Disclosure of a donor’s medical history is already required.  Increasing the number of donors is desperately needed to ensure adequate availability of organs.  You can contribute by becoming an organ donor and making your wishes clear to your family.  The medical profession is attempting to increase the usability of organs, using methods such as the one discussed in a previous blog.

To view the Outline and Cause Map, please click “Download PDF” above.
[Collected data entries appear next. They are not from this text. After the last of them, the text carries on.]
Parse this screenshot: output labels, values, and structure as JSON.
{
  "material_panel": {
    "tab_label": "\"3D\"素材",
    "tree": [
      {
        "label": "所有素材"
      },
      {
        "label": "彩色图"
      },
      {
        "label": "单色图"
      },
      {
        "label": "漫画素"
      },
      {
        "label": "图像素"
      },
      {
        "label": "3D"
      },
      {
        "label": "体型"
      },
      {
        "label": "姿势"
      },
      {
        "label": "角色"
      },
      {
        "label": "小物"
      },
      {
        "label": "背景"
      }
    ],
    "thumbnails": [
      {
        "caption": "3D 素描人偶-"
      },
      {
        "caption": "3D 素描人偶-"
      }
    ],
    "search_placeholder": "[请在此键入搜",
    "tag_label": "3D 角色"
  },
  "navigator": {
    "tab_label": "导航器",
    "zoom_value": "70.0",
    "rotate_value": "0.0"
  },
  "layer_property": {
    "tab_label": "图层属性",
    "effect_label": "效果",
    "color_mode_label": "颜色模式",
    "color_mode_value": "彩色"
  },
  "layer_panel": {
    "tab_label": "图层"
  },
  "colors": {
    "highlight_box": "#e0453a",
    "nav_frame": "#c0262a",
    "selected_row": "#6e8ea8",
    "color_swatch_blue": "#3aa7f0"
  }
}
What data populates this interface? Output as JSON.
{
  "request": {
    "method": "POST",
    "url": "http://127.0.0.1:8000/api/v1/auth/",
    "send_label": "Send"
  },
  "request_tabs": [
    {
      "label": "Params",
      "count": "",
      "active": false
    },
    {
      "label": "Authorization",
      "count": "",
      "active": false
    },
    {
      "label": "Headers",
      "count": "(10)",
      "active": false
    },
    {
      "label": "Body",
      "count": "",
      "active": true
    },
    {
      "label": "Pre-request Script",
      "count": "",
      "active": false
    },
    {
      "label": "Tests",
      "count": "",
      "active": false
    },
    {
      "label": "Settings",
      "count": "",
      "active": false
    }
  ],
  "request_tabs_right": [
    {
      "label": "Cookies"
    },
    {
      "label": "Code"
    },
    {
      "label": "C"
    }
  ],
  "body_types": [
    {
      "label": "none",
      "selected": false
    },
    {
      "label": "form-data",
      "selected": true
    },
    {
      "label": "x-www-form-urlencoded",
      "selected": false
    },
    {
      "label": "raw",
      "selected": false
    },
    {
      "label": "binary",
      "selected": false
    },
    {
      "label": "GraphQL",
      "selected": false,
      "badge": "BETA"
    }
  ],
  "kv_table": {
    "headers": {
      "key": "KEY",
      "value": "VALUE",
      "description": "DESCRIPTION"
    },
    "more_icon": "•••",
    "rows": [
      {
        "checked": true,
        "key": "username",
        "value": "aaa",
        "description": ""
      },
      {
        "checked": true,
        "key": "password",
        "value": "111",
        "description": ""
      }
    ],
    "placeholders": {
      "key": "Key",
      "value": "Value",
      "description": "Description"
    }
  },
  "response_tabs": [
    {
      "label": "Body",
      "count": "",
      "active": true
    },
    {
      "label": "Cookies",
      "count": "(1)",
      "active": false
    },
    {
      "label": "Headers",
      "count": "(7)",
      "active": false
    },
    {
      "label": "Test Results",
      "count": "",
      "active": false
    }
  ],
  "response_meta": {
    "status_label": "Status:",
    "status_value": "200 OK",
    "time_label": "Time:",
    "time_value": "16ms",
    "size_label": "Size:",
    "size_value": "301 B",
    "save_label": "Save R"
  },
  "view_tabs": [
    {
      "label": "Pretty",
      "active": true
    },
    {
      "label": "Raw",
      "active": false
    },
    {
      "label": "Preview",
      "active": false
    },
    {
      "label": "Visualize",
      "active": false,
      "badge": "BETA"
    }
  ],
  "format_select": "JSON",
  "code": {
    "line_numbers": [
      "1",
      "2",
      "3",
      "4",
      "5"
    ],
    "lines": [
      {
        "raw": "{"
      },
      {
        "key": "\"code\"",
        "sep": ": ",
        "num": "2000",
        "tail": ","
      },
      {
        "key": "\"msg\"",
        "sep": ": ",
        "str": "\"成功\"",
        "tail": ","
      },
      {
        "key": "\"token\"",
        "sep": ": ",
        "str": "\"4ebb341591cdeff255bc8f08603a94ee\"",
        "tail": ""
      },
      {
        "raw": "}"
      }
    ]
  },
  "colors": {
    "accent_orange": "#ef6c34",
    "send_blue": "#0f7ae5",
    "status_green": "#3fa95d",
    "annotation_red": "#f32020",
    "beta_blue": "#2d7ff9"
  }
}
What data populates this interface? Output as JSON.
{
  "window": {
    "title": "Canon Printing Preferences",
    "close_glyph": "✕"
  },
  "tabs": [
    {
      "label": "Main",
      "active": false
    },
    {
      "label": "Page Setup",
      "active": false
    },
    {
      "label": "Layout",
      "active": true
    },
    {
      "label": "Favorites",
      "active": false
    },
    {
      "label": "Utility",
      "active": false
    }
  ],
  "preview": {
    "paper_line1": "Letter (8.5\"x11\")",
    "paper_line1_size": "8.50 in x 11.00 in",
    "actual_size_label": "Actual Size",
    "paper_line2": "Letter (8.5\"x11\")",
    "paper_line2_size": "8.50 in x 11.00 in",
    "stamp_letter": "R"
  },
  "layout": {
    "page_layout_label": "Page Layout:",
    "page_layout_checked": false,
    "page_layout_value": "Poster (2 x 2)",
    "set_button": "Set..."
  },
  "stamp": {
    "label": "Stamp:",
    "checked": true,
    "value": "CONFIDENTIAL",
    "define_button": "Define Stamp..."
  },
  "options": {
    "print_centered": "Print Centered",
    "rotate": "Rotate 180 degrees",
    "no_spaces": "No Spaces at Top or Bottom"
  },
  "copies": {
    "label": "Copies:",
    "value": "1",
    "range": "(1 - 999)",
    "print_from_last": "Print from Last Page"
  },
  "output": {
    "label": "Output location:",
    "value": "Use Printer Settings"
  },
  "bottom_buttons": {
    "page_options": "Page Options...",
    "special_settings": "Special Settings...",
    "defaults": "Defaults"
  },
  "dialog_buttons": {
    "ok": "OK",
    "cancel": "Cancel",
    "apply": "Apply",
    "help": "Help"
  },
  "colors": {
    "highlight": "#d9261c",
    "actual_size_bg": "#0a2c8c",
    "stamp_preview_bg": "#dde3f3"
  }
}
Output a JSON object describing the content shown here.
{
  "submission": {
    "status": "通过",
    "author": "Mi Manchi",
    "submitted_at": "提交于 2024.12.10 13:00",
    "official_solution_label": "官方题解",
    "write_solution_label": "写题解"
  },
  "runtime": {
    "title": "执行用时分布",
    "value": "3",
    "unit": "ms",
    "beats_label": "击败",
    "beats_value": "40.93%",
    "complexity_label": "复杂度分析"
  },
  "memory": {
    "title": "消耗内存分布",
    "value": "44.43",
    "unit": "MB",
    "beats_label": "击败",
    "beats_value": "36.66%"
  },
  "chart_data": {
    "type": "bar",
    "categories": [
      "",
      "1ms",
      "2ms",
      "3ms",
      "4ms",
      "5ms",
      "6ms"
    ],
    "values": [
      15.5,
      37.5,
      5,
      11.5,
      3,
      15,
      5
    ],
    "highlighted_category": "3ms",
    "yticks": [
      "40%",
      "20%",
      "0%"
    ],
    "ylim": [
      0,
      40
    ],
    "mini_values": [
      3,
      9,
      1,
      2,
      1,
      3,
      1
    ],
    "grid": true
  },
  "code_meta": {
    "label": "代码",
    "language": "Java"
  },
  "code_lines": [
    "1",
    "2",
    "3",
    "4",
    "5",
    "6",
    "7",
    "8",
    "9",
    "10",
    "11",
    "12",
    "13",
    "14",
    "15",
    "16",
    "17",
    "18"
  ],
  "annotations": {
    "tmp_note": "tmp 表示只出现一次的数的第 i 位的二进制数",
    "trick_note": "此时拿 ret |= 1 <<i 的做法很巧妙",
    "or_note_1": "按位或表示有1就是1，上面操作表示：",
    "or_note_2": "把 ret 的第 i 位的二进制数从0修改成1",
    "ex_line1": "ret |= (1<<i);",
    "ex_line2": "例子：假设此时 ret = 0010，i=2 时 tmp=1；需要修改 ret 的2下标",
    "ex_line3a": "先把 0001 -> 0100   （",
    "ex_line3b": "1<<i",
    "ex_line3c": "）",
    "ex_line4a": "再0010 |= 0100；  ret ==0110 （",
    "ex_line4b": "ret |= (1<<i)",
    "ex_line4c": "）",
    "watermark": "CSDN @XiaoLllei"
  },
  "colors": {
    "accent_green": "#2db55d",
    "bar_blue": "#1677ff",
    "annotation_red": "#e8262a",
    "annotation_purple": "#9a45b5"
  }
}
Maternity Death from Blood Loss after Normal Delivery

By ThinkReliability Staff

In 2010 a woman arrived at a California Medical Center at 2 AM for a full term delivery.  The woman was in good health.  Her membranes were artificially ruptured at 11:26 AM and her baby was delivered vaginally at 3:18 PM.  Unfortunately, after the delivery the patient continued to bleed.  After an hour, the patient was moved to the operating room.  The bleeding source could not be located and the bleeding continued for another 41 minutes until a senior obstetrician was called.  Although the doctor indicated that the Rapid Response Team (RRT) was not needed, it arrived shortly after but was refused entry to the operating room until after a breathing tube had been inserted.  Although Code Blue resuscitative procedures were continued for 72 minutes, the patient died due to excessive blood loss.

This tragic incident can be examined in a visual root cause analysis, or Cause Map, using the information released by the California Department of Public Health.  The first step to performing a root cause analysis is to determine which goals were impacted.  In this case, the patient safety goal was impacted due to the death of a patient.  In cases involving death or injury to a patient, employees can also be impacted in what is known as a second victim.  The death of a healthy patient associated with a normal delivery is considered an “adverse event” per the California Department of Public Health and a “never event” as defined by the National Quality Forum, which can be considered an impact to the compliance goal. The center was fined $50,000, an impact to the organizational goal.  Additionally, the delay in life saving measures to the patient is an impact to the patient safety goal.

Beginning with an impacted goal, asking “Why” questions allows the development of the cause-and-effect relationships that led to the incident.  In this case, the patient died from excessive blood loss and a delay in life saving measures.  The blood loss started as damage from delivery, but was unable to be stopped and treatment of the bleeding was delayed.  All three of these causes contributed to the total amount of blood loss experienced by the patient.  There was a delay moving the patient to the operating room (OR) and a delay calling for assistance from a senior obstetrician (OB).  Additionally, there was delay in treatment by the RRT, which was initially not allowed to enter the OR.

As a result of this incident, the medical center has reviewed and revised its policies regarding post-delivery hemorrhage and response.  Specifically, when a patient suffers more than 750 cc’s of blood loss after vaginal delivery (this patient lost more than 1500 cc’s), she is transferred to the main OR.  An OB Hemorrhage Toolkit, including checklist, has been adopted in Labor & Delivery, and the hospital has joined  a maternal care collaborative.  According to the CEO of the Medical Center, “We have reviewed these situations with everyone involved . . . to learn from them, improve patient care, update our policies and make sure nothing like these incidents can happen again.”